Shear in beams is one of the most challenging concepts for young students of mechanics to grasp. The derivation involves visualization of bending stresses, cutting planes, force balances, and more visualizations. A suitable physical model (Figs 1-3) can do much of the heavy lifting and thereby free students to concentrate on force balances rather than the mental gymnastics of visualization.
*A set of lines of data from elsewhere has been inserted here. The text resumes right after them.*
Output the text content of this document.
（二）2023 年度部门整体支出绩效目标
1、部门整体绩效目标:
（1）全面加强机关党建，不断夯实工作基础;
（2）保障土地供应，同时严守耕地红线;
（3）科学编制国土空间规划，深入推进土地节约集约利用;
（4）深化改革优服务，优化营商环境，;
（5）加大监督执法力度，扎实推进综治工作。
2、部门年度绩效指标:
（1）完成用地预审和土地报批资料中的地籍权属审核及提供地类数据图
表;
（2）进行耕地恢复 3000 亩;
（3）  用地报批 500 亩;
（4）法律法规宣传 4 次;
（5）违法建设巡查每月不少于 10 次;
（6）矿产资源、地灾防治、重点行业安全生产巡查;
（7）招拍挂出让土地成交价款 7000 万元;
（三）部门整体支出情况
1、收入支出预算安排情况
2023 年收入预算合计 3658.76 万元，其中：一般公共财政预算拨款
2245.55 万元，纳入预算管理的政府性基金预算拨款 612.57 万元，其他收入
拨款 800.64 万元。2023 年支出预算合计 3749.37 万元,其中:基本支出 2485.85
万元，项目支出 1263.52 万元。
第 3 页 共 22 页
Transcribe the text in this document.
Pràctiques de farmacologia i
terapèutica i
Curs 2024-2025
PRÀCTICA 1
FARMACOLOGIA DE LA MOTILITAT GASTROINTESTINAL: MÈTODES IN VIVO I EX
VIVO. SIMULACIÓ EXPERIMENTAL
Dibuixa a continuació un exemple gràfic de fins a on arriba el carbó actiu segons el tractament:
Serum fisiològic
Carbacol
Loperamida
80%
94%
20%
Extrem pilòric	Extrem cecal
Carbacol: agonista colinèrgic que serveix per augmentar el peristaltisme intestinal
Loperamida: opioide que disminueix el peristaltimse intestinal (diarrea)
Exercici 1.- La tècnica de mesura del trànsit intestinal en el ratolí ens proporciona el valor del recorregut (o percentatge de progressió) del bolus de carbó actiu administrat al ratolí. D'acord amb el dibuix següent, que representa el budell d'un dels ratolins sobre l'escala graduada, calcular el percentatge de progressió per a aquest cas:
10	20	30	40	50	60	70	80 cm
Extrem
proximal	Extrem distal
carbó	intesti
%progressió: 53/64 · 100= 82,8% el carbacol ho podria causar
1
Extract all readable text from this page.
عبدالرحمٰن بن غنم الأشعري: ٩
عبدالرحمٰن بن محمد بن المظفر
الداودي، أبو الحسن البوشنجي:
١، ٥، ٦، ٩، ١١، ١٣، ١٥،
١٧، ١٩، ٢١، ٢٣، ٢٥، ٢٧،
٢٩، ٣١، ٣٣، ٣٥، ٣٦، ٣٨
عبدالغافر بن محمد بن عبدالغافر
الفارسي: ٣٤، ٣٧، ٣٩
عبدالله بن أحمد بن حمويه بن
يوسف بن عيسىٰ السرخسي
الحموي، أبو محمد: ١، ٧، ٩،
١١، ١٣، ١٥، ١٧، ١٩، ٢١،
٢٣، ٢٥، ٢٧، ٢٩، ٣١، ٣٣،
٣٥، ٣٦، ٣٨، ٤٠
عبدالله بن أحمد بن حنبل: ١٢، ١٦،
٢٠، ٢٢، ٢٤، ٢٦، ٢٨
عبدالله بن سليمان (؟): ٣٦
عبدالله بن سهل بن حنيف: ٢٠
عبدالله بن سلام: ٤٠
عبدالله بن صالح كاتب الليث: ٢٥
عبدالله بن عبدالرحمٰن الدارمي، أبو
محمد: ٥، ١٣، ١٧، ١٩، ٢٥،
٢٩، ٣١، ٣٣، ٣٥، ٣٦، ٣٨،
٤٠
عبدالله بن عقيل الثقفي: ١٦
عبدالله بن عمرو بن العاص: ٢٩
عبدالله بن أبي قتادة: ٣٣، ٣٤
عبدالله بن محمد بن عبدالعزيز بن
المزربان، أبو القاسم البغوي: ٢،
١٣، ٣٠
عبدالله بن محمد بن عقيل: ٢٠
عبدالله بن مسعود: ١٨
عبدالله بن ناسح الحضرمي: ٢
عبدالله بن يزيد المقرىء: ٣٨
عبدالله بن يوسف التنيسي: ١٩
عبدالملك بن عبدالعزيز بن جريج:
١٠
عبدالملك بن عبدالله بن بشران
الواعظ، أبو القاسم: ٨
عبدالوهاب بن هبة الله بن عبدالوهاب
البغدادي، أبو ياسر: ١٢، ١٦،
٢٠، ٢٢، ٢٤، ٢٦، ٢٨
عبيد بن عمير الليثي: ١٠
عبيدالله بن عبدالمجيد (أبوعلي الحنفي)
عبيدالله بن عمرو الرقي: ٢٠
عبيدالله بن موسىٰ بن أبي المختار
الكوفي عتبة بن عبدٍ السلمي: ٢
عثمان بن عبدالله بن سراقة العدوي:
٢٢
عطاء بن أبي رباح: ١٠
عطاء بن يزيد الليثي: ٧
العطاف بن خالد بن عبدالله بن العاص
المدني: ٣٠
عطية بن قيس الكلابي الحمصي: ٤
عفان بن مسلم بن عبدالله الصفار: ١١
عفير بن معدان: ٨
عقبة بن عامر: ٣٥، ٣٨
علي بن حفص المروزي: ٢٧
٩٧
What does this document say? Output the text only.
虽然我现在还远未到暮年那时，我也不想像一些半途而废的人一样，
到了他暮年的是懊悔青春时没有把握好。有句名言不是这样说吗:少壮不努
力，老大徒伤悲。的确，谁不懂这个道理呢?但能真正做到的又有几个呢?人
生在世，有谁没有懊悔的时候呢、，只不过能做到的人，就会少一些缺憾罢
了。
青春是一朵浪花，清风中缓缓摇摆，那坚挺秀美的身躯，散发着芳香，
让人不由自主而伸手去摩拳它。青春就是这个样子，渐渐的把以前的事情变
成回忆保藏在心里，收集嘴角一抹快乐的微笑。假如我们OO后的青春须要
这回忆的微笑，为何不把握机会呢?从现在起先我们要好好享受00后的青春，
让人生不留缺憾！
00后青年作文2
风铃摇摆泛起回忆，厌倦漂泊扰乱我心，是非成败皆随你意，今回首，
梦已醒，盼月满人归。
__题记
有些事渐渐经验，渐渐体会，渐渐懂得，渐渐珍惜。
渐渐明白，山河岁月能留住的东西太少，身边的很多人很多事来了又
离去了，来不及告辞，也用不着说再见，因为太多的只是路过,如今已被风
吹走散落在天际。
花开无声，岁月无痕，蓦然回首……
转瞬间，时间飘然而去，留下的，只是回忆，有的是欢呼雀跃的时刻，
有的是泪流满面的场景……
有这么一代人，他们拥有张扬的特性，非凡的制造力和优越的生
This model was originally inspired by a photo in Mechanics of Materials (1976), a textbook by E.P. Popov, a figure that I found very helpful.

Figure 1 – Side View of Model

Figure 2 – Shear Forces on the Flanges

Figure 3 – Shear Forces Near the Neutral Axis of the Beam

In order to provide a real-world context for shear flow, the model can be considered to be part of a worked cantilever beam problem (Fig. 4), the details of which can be found here.

Figure 4 – The Model as Part of a Cantilever Beam

Learning Objectives

The model helps students to:

  1. Visualize bending stresses and how they vary from place to place along the length of a beam
  2. Understand how individual fibers experience axial imbalances as a result of these varying stresses
  3. Envision how shear stresses must act in order to keep defined groups of fibers firmly attached to the rest of the beam
  4. Grasp why shear loads increase as more fibers in a contiguous group on one side of the neutral axis (NA) are envisioned as cut away from the rest of the beam,
  5. Comprehend why shear force decreases when fibers from the other side of the NA are added to the excised group
  6. Explain why the maximum shear stress occurs at the NA of the beam
  7. Understand how these axial shear loads give rise to shear flow on a cross-section of a beam
  8. Correctly predict the angular direction of the shear flow at any location on the cross-section of a simple prismatic beam
  9. Know how to choose the proper thickness, b, for calculating shear stress (many textbooks get this wrong!).

Model Construction

The model is easy to build, and we recommend using Maple or some other durable hardwood. Sizing of the blocks will depend on the desired size of the assembled model. For a model approximately the size of ours, we suggest that boards be cut and planed into 3.5 cm x 3.5 cm sticks and then cut to 20cm lengths. Fourteen (14) such wood blocks are required. In addition, 14 Plexiglas prisms are needed to represent the tension stresses. Compressive stresses can be represented as overlays on the wooden parts of the model using wood stain, paint, or self-adhesive film.